Bossa-estória
(enviado porém não selecionado no concurso de contos do estadão)
Naquele dia estava mais saudoso do que de costume. Não conseguia deixar de lado a falta que sentia dela, dos carinhos, dos pés gelados embaixo do cobertor. Nem da implicância com seu jeito de ser, com seus amigos, e até com os inimigos. Fato é que, mesmo com seus defeitos, afinal todos os temos, não deixou de amá-la e de pensar em como eram felizes na dor, já que a felicidade dos bons momentos era hors-concours. Aquilo doía, não permitia seguir.

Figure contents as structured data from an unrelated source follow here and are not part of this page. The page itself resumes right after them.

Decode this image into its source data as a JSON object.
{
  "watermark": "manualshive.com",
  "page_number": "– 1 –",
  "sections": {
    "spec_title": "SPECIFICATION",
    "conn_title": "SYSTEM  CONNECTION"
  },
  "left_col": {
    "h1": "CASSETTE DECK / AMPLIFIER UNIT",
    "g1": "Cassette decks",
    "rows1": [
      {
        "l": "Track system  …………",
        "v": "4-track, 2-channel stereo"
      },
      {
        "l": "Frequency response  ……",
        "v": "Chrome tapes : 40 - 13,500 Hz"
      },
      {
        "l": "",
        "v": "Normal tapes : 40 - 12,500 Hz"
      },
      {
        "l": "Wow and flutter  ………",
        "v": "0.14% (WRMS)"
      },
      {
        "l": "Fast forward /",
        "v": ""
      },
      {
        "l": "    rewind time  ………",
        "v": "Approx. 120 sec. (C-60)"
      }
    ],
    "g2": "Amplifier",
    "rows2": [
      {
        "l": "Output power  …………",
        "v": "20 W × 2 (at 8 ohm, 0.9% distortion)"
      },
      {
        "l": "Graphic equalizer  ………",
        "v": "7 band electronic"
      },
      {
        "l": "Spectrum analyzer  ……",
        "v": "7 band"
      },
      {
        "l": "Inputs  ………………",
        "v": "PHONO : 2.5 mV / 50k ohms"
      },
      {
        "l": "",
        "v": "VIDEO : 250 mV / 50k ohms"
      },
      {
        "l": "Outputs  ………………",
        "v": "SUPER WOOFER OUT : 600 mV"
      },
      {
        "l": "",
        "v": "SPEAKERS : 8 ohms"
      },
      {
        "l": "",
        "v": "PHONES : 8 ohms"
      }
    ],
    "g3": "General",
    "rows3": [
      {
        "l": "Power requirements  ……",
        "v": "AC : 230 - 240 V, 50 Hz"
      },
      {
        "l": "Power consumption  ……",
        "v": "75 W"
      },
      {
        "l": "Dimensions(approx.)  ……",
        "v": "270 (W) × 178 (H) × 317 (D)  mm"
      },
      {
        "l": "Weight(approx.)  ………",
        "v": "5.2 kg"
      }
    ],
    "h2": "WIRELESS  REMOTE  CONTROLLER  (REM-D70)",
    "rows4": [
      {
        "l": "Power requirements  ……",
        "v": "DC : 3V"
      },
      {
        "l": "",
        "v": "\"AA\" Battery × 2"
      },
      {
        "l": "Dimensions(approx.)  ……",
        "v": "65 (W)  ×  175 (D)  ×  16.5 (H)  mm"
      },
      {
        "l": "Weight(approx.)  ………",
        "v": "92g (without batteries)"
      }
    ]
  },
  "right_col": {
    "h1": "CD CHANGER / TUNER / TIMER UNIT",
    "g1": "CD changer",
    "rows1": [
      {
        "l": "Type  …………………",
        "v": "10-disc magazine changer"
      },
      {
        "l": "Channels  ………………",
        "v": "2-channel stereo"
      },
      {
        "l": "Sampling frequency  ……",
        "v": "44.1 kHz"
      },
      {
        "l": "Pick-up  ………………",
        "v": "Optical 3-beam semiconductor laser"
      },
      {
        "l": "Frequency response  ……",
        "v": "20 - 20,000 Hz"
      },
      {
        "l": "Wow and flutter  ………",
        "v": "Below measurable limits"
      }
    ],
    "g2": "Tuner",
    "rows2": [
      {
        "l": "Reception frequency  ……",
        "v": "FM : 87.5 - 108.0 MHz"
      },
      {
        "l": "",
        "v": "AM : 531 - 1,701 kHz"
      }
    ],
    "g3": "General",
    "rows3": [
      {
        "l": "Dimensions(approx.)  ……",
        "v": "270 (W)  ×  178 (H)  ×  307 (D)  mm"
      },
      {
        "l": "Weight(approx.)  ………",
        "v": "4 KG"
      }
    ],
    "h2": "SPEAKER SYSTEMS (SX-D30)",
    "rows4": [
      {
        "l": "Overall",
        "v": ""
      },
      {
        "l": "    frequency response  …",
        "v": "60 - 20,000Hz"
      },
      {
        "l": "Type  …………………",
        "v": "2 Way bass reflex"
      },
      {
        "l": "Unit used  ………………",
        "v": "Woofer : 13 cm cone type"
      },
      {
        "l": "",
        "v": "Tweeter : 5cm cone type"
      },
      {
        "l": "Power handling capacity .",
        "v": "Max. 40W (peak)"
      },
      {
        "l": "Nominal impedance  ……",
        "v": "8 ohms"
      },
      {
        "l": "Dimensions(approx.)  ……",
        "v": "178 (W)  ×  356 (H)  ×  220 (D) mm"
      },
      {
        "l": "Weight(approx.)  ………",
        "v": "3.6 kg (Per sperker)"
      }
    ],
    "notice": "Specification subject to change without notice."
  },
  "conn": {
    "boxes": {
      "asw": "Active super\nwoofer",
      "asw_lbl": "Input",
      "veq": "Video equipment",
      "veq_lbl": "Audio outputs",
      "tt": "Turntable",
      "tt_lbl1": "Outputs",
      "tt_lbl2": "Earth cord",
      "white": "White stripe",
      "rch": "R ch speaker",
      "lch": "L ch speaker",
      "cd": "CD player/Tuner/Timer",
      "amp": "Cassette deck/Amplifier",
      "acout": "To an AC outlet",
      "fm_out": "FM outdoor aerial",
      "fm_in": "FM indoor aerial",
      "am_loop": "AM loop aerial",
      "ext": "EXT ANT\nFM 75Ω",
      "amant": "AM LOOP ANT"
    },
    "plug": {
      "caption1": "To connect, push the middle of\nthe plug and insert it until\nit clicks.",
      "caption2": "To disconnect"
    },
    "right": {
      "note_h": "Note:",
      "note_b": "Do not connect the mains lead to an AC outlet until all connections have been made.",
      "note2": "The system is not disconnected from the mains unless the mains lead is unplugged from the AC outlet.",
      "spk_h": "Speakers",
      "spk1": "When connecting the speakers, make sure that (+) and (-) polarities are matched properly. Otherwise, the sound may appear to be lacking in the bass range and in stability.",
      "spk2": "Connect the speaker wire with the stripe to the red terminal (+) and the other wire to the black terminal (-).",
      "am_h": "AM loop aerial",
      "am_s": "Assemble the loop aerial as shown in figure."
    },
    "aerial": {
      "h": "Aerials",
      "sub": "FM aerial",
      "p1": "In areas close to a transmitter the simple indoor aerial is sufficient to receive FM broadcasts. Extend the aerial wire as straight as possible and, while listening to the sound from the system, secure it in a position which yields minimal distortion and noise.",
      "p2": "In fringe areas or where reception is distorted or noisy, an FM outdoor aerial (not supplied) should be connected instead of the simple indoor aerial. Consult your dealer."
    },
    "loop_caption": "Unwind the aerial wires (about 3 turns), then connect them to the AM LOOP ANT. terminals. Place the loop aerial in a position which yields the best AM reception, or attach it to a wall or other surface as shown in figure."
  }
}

Até hoje ninguém sabe se os contatos que mantinham eram reais, ou se era invencionice. Ele pouco ligava. Quando perguntavam, sempre dizia que estiveram em algum lugar ou que conversaram o dia inteiro, que haviam dormido juntos, que ela ajuda com o jantar, que o cotidiano estaria intacto. Mas a verdade é que Antônio, que sempre prezou pelo asseio, tinha sua casa ora imunda, ora somente desarrumada. Suas meias estavam furadas. Seus ternos, antes bem cortados, puídos. Era do tipo que não sabia fritar um ovo. Só restava ela.
Quando apareceu, perguntou o que tinha feito desde o último papo. Ele disse, simplesmente, nada. Logo soltou: “não quero mais esse negócio de você longe de mim”. Lígia respondeu que não havia possibilidade, os dois bem sabiam disso. Retrucou dizendo que existia sim uma solução, nas letras das músicas que costumavam escutar juntos e cantar um ao pé do ouvido do outro. Bastava resgatar aquele espírito do final da década de 50, quando tudo era possível, que as portas se abririam novamente.

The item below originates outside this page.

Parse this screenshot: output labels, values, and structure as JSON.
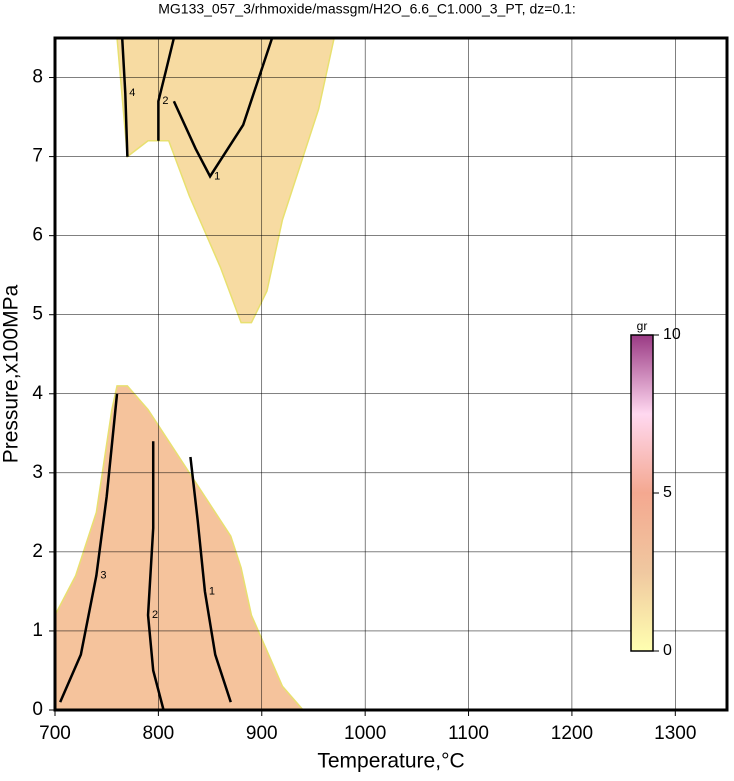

Ouvindo seus discos (escolhidos pelo casal e comprados em comunhão de bens), percebeu que tudo estava escrito: o futuro deles não deu tempo, não teve piedade, chegou sem avisar e mudou tudo sem licença pedir. Ela disse então que a estrada da vida não permitia conhecer ou ver o que viria depois. Que o fim dessa ninguém poderia saber aonde daria. Irritado, deu um basta naquela conversa. É impossível ser feliz sozinho.
Imaginou sua viagem. Partiria sem avisar alguém ou deixar carta, lembrança, dica de onde ia. Mas daria um jeito de encontrá-la. Conversaram novamente e, apegado às mensagens contidas nas letras, disse que sabia, e ela também, que a distância não existia. Apostando no mesmo jogo, e lhe pedindo menos intransigência, ela argumentou que todo grande amor só teria esse tamanho se fosse triste. O bate-boca musical parecia sem fim, durando horas, até ele encerrar: não há você sem mim, e eu não existo sem você.
Escutou pela última vez aquela que era a música-tema de seu namoro, noivado, casamento e despedida. E que seria também a do reencontro. Deitou-se na cama desarrumada há dias, abriu seu livro, porém não conseguiu se concentrar. Sentia-se fraco, cansado. De repente, uma desconfortável pressão nas costas, que se difundiu pelo pescoço e braço. Suava, sentia-se nauseado. Mas preferiu continuar ali, imóvel, esperando. Um sorriso estampou seu rosto assim que se deixou desfalecer. Em questão de segundos, foi recebido com festa em seu destino, por sua amada. Chega de saudade.